Pendant les mois d’hiver, nos collaborateurs s’affairent à couper du bois dans la forêt du musée. Ils veillent à ce qu’il y ait à nouveau suffisamment de bois la saison suivante, qui servira de combustible pour tous les fours et de matière première aux artisans pour la fabrication de leurs produits.

Les maisons historiques du Ballenberg sont entrées en hibernation: Leurs portes resteront fermées jusqu’au printemps prochain. En revanche, la forêt environnante est en pleine effervescence ces dernières semaines! En collaboration avec le garde forestier, on détermine quels arbres de taille et de poids considérables qui pouvaient être abattus. En parallèle, on regarde quels troncs et branches pourraient être dangereux pour les visiteurs et doivent être coupés pour des raisons de sécurité.
Sur les quelque 66 hectares du site du musée, près de la moitié est constituée de forêts mixtes. Ici, conifères et feuillus peuvent s’épanouir, et on y trouve des épicéas, des hêtres et des frênes. Tous les ans, les collaborateurs opérationnels coupent environ 150 m3 de bois. C’est à peu près la quantité qui repousse sur une telle. Ils assurent un entretien durable de la forêt, prennent également soin des plus jeunes plants et veillent ainsi au rajeunissement naturel du lieu.

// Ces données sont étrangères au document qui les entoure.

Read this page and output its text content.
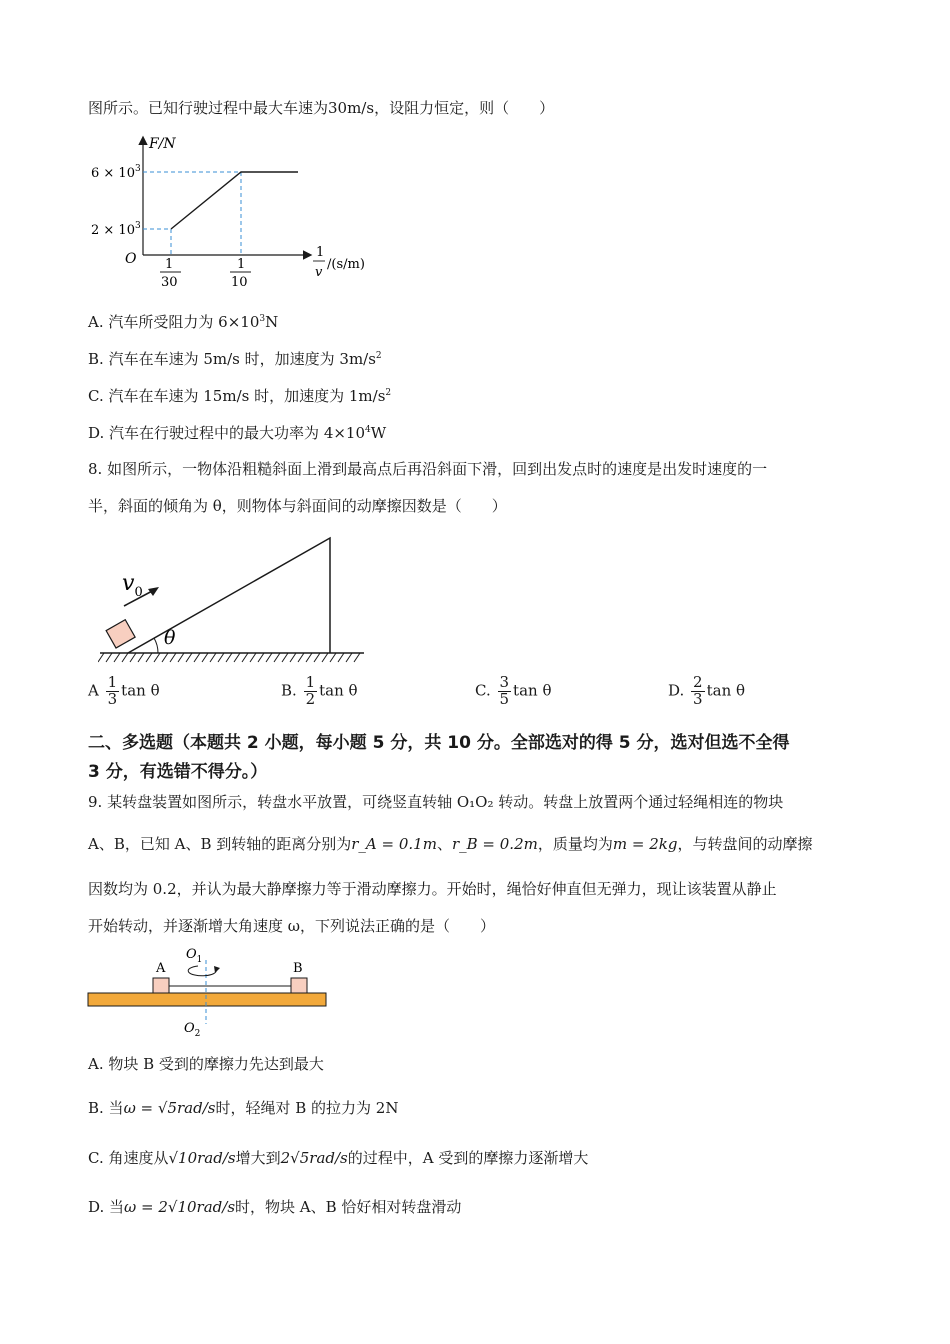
图所示。已知行驶过程中最大车速为30m/s，设阻力恒定，则（　　）
F/N
$6 \times 10^3$
$2 \times 10^3$
O 1
30
1
10
1
v
/(s/m)
A. 汽车所受阻力为 $6\times 10^3N$
B. 汽车在车速为 5m/s 时，加速度为 $3m/s^2$
C. 汽车在车速为 15m/s 时，加速度为 $1m/s^2$
D. 汽车在行驶过程中的最大功率为 $4\times 10^4W$
8. 如图所示，一物体沿粗糙斜面上滑到最高点后再沿斜面下滑，回到出发点时的速度是出发时速度的一
半，斜面的倾角为 θ，则物体与斜面间的动摩擦因数是（　　）
θ
$v_0$
A $\frac{1}{3}$ tan θ	B. $\frac{1}{2}$ tan θ	C. $\frac{3}{5}$ tan θ	D. $\frac{2}{3}$ tan θ
二、多选题（本题共 2 小题，每小题 5 分，共 10 分。全部选对的得 5 分，选对但选不全得
3 分，有选错不得分。）
9. 某转盘装置如图所示，转盘水平放置，可绕竖直转轴 O₁O₂ 转动。转盘上放置两个通过轻绳相连的物块
A、B，已知 A、B 到转轴的距离分别为r_A = 0.1m、r_B = 0.2m，质量均为m = 2kg，与转盘间的动摩擦
因数均为 0.2，并认为最大静摩擦力等于滑动摩擦力。开始时，绳恰好伸直但无弹力，现让该装置从静止
开始转动，并逐渐增大角速度 ω，下列说法正确的是（　　）
A	B
$O_1$
$O_2$
A. 物块 B 受到的摩擦力先达到最大
B. 当ω = √5rad/s时，轻绳对 B 的拉力为 2N
C. 角速度从√10rad/s增大到2√5rad/s的过程中，A 受到的摩擦力逐渐增大
D. 当ω = 2√10rad/s时，物块 A、B 恰好相对转盘滑动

Le bois abattu dans la forêt du musée est utilisé exclusivement sur le site du Ballenberg. Il prend de nouvelles formes, assure de nouvelles fonctions, et reçoit une seconde vie comme combustible pour la démonstration de divers métiers artisanaux ou pour l’allumage de certains des quelque 200 fours dans les bâtiments.
On utilise le bois du musée pour la calcination du calcaire et la carbonisation du bois, tandis que dans la scierie, on fabrique des planches à partir des plus beaux sapins. Dans la scierie, on fabrique des planches à partir des plus beaux sapins. Par ailleurs, les artisans fabriquent des clôtures traditionnelles, des bassins, des bardeaux, des réservoirs d’eau ou des bancs à partir de ce matériau naturel. Au total, il faut entretenir chaque année huit kilomètres de clôtures en bois traditionnelles, dont environ 600 mètres doivent être remplacés.

Alors que les maisons historiques de Ballenberg prennent une pause hivernale, les activités continuent sur le site. On peut suivre les collaborateurs opérationnels à la trace grâce aux bruits de tronçonneuses, de haches et de moteurs. Ils s’assurent que les bâtiments diffusent à nouveau une chaleur agréable la saison prochaine, et donc que les artisans et cuisiniers ne manquent jamais de travail.